The CoC is the world's most powerful lobbying machine and it's working to make sure our money gets funneled to corporate execs.

Perhaps the greatest public deception surrounding today's financial meltdown is the notion that it is unique -- a once-in-a-lifetime crisis that reflects bad luck rather than any fundamental problem with the U.S. banking system's sway in global politics.

The truth is that throughout the 1980s, the major money center banks were in much the same situation they find themselves in today.

But the U.S. Chamber of Commerce plans to spend $100 million on a lobbying push to tell you the otherwise. It's a very careful strategy designed to ensure that Wall Street maintains the power to hijack the economy and demand epic bailouts from ordinary citizens as a reward for its own greed.

The name may sound like a coalition of your friendly neighborhood small-business proprietors, but in truth, the CoC is the world's most powerful lobbying machine for the corporate executive class.

Between 1998 and 2009, the CoC's campaign contributions dwarfed those of every other interest group in the United States -- over $447 million, more than double the next closest political influence peddler, according to the Center for Responsive Politics. If you add up the total contributions of Exxon Mobil, tobacco giant Altria (formerly known as Philip Morris) and GE, you won't even get close to what the CoC spends on congressional favors.

"The Chamber," as the group ominously refers to itself, opposes key issues like universal health care, expanded unionization, efforts to curb global warming and even pay restrictions for the CEOs of bailed-out banks.

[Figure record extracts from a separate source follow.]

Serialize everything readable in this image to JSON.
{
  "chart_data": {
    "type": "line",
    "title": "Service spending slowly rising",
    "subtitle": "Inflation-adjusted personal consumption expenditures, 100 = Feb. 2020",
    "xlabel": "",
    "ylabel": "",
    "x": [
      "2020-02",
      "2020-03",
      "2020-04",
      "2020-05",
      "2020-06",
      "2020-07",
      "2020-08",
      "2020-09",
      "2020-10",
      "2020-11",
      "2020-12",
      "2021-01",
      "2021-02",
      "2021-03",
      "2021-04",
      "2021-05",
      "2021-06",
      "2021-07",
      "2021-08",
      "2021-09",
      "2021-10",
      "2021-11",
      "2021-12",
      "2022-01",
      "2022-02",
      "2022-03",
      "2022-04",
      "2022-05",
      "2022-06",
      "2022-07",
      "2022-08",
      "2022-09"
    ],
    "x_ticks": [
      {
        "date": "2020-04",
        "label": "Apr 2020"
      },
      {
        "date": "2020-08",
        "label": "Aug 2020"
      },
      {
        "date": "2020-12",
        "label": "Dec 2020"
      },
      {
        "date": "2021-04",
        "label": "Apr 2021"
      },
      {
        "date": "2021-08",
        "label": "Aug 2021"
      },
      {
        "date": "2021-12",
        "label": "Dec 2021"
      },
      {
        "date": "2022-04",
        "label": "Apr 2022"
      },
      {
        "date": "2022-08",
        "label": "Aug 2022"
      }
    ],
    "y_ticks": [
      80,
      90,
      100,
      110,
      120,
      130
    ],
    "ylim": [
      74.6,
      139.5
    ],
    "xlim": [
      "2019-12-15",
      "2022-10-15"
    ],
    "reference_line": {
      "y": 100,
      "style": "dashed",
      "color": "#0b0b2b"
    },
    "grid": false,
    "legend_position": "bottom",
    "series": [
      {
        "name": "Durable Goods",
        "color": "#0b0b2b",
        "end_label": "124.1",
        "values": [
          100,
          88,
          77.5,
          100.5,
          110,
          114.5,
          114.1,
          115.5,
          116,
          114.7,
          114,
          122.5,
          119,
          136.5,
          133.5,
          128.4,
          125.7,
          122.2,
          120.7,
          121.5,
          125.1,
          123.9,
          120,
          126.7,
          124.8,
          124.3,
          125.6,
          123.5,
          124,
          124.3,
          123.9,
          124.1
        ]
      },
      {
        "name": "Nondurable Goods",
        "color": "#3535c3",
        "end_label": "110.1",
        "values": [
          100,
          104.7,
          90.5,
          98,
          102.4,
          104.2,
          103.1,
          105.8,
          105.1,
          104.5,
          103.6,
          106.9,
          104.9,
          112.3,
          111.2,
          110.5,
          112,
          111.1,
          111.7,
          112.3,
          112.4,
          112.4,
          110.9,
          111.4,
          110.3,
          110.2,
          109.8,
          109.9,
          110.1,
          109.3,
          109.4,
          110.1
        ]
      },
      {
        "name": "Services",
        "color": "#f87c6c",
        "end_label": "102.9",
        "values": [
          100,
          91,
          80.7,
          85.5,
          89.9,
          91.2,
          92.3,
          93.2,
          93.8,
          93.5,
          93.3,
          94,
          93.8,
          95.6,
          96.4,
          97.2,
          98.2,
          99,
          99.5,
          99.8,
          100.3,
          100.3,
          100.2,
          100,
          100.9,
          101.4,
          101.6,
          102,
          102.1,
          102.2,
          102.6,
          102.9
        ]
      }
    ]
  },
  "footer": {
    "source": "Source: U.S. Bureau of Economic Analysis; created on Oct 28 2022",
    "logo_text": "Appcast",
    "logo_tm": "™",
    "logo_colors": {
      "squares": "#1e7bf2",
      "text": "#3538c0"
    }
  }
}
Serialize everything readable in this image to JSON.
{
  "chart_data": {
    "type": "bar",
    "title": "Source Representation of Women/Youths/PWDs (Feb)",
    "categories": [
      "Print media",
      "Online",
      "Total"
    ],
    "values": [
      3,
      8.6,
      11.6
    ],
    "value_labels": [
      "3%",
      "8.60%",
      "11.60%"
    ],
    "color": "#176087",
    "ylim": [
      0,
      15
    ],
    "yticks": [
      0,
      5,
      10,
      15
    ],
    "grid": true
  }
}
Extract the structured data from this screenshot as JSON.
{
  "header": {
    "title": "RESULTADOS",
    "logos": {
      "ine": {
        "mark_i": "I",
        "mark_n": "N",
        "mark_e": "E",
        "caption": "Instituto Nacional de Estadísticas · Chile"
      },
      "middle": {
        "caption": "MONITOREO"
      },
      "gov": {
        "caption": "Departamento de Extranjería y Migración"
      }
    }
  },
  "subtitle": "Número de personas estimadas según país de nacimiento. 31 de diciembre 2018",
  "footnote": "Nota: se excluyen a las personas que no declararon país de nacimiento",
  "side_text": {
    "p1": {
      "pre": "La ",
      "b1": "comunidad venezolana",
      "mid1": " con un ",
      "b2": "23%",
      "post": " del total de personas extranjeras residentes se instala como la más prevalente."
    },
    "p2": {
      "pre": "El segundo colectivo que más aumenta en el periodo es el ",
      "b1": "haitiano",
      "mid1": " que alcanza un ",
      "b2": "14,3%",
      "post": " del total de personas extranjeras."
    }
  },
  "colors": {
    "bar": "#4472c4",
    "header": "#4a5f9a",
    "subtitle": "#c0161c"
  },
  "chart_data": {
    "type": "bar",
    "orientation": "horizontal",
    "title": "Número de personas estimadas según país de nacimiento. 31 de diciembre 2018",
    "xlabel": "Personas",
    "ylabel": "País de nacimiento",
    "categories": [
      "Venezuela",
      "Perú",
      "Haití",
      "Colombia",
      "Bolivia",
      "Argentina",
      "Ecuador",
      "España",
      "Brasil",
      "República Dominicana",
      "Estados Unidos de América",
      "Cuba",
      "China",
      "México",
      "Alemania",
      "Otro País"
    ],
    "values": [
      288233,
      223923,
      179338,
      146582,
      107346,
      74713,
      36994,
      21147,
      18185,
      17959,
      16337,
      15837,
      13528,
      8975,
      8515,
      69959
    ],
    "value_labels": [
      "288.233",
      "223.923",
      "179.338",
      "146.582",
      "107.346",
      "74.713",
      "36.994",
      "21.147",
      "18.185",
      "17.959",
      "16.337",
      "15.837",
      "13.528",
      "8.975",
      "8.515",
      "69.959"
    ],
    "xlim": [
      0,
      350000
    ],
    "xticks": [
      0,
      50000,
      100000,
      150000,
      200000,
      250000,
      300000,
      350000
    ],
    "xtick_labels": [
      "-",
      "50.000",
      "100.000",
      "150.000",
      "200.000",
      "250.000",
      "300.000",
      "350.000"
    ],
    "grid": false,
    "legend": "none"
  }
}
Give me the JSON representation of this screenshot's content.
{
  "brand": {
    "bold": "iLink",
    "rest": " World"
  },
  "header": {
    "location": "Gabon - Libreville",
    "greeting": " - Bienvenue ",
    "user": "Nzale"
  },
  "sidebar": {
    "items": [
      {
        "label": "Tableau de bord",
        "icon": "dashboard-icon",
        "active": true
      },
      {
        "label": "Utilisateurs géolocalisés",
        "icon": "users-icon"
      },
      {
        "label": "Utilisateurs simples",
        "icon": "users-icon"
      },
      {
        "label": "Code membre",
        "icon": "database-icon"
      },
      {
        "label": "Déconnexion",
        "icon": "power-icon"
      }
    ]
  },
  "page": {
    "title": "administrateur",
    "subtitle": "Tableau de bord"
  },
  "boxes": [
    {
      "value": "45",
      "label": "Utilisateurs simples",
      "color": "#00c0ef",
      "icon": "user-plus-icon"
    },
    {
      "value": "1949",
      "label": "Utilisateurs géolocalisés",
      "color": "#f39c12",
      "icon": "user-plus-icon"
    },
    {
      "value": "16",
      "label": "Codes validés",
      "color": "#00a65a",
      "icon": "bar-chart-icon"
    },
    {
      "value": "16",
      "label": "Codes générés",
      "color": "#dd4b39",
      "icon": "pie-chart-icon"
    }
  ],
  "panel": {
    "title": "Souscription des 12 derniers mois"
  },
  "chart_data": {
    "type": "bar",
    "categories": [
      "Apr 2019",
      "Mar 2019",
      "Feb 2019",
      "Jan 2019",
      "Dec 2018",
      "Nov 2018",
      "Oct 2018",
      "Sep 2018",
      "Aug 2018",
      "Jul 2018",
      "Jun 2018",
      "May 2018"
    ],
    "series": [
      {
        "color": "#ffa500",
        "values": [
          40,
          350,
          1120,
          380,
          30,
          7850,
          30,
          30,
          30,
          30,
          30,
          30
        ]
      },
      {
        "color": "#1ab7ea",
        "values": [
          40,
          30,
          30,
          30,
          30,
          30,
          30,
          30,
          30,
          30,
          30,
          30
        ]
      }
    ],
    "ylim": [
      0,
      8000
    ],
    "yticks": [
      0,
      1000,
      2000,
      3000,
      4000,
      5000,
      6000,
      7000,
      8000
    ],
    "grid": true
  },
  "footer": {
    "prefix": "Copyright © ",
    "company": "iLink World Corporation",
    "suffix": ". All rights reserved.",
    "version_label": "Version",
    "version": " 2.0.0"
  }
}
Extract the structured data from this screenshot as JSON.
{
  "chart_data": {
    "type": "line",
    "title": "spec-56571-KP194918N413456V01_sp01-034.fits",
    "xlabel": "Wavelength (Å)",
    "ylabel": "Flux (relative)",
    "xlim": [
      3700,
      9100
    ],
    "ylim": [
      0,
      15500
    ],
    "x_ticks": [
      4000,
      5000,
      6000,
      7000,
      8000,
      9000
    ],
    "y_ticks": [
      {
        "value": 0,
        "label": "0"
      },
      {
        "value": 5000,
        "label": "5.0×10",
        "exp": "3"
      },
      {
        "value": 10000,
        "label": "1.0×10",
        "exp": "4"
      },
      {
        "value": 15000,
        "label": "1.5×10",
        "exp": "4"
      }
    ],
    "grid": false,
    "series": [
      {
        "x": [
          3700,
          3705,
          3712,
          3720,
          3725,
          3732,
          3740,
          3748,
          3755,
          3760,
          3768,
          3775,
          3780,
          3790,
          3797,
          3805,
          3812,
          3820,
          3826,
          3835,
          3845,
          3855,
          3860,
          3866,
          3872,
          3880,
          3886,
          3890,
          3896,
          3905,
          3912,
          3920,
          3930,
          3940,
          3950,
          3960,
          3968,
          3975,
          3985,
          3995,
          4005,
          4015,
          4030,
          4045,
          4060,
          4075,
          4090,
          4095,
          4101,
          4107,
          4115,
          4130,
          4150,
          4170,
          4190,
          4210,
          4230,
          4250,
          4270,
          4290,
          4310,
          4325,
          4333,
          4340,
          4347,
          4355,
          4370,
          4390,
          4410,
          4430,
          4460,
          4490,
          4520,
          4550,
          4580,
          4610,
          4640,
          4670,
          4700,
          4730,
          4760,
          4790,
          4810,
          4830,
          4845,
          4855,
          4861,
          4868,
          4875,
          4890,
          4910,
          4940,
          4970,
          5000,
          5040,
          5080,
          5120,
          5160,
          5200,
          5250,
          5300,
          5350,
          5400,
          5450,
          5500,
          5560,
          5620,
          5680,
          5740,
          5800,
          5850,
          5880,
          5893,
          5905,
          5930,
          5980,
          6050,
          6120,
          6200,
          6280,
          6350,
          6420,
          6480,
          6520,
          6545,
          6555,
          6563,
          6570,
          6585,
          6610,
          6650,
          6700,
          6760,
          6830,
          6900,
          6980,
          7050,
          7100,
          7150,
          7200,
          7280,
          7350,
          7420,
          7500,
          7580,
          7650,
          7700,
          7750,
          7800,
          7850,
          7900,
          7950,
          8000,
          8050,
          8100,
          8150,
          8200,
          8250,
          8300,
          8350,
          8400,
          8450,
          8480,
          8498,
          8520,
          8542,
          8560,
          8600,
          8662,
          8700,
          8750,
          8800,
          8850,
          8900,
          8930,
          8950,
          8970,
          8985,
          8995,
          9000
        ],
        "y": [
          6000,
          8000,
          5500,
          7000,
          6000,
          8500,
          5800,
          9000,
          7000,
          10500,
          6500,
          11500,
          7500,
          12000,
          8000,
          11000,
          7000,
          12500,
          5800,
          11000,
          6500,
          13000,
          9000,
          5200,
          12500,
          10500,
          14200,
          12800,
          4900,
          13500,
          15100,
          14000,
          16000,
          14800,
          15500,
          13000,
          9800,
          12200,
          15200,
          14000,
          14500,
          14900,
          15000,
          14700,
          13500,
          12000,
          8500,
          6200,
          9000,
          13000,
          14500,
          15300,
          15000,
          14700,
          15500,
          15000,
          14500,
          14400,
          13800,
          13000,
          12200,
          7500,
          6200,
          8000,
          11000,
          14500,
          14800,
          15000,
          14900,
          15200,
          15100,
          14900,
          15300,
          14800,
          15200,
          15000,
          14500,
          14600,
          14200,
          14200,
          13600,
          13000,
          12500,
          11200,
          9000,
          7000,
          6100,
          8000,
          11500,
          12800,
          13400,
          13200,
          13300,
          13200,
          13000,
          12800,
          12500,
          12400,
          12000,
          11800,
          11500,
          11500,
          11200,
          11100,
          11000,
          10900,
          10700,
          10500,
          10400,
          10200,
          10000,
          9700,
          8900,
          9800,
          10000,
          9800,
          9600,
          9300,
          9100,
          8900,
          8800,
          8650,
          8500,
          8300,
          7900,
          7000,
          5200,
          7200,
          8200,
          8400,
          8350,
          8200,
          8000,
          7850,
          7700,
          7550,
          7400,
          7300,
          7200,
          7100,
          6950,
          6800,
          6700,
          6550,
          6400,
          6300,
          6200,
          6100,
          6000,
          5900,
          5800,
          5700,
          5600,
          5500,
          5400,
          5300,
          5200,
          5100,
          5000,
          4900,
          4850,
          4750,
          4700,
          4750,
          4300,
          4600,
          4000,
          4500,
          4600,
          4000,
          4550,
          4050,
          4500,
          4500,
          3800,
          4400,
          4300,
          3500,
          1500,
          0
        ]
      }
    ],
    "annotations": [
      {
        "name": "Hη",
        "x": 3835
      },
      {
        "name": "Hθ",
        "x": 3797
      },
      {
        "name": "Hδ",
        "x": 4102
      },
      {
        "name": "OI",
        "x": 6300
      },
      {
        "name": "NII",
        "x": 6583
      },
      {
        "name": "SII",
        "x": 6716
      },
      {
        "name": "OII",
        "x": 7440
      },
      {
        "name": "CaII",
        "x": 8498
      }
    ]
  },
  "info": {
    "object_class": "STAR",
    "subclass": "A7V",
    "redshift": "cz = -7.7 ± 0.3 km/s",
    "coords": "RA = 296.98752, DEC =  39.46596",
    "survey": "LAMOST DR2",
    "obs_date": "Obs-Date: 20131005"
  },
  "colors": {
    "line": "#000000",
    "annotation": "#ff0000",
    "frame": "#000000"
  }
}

Their new lobby assault is an attack on regulation and any other attempt to control the economic wrecking crew in the U.S. banking sector.

"Our biggest worry is the issue with the Congress and then the follow-on regulations," CoC President and CEO Thomas Donohue said in a recent Fox News interview. "We supported the TARP funds, we supported issues to clear up the issues on General Motors, because this is a most extraordinary time. But now it is a moment to say 'OK, we've gone there, let's stop.' "

Donohue's argument is simple. With the economy on the verge of collapse, the government needs to funnel trillions of dollars to failed businesses just this one time, and then leave corporate execs to their own devices once the storm passes. Of course, Donohue's story is also a complete lie. Big bank bailouts have happened before, and without radical changes to the government's oversight of the financial sector, they will happen again.

In 1982, JPMorgan, Bank of America and Citibank were all facing financial ruin. They had made billions in expensive, high-interest loans to developing nations in Latin America, and the nations simply could not afford to repay them. These loans accounted for more than double the amount of money that the banks had set aside as a cushion against losses, according to FDIC data. Accounting for the loans accurately would have meant filing for bankruptcy.

"They were a lot like subprime mortgage loans," says William Black, a senior bank regulator from the 1980s, who now teaches law and economics at the University of Missouri at Kansas City. "They were never very good loans to begin with, so the borrowing never made a whole lot of sense."

But compliant U.S. regulators didn't make the banks record losses on the loans that were never going to be paid back. Between 1982 and 1987, no major money center bank realized any loss on a loan to a nation in Latin America. As the crisis dragged on, the International Monetary Fund eventually stepped in, amid heavy negotiations between foreign governments, the banks and the U.S. Treasury Department.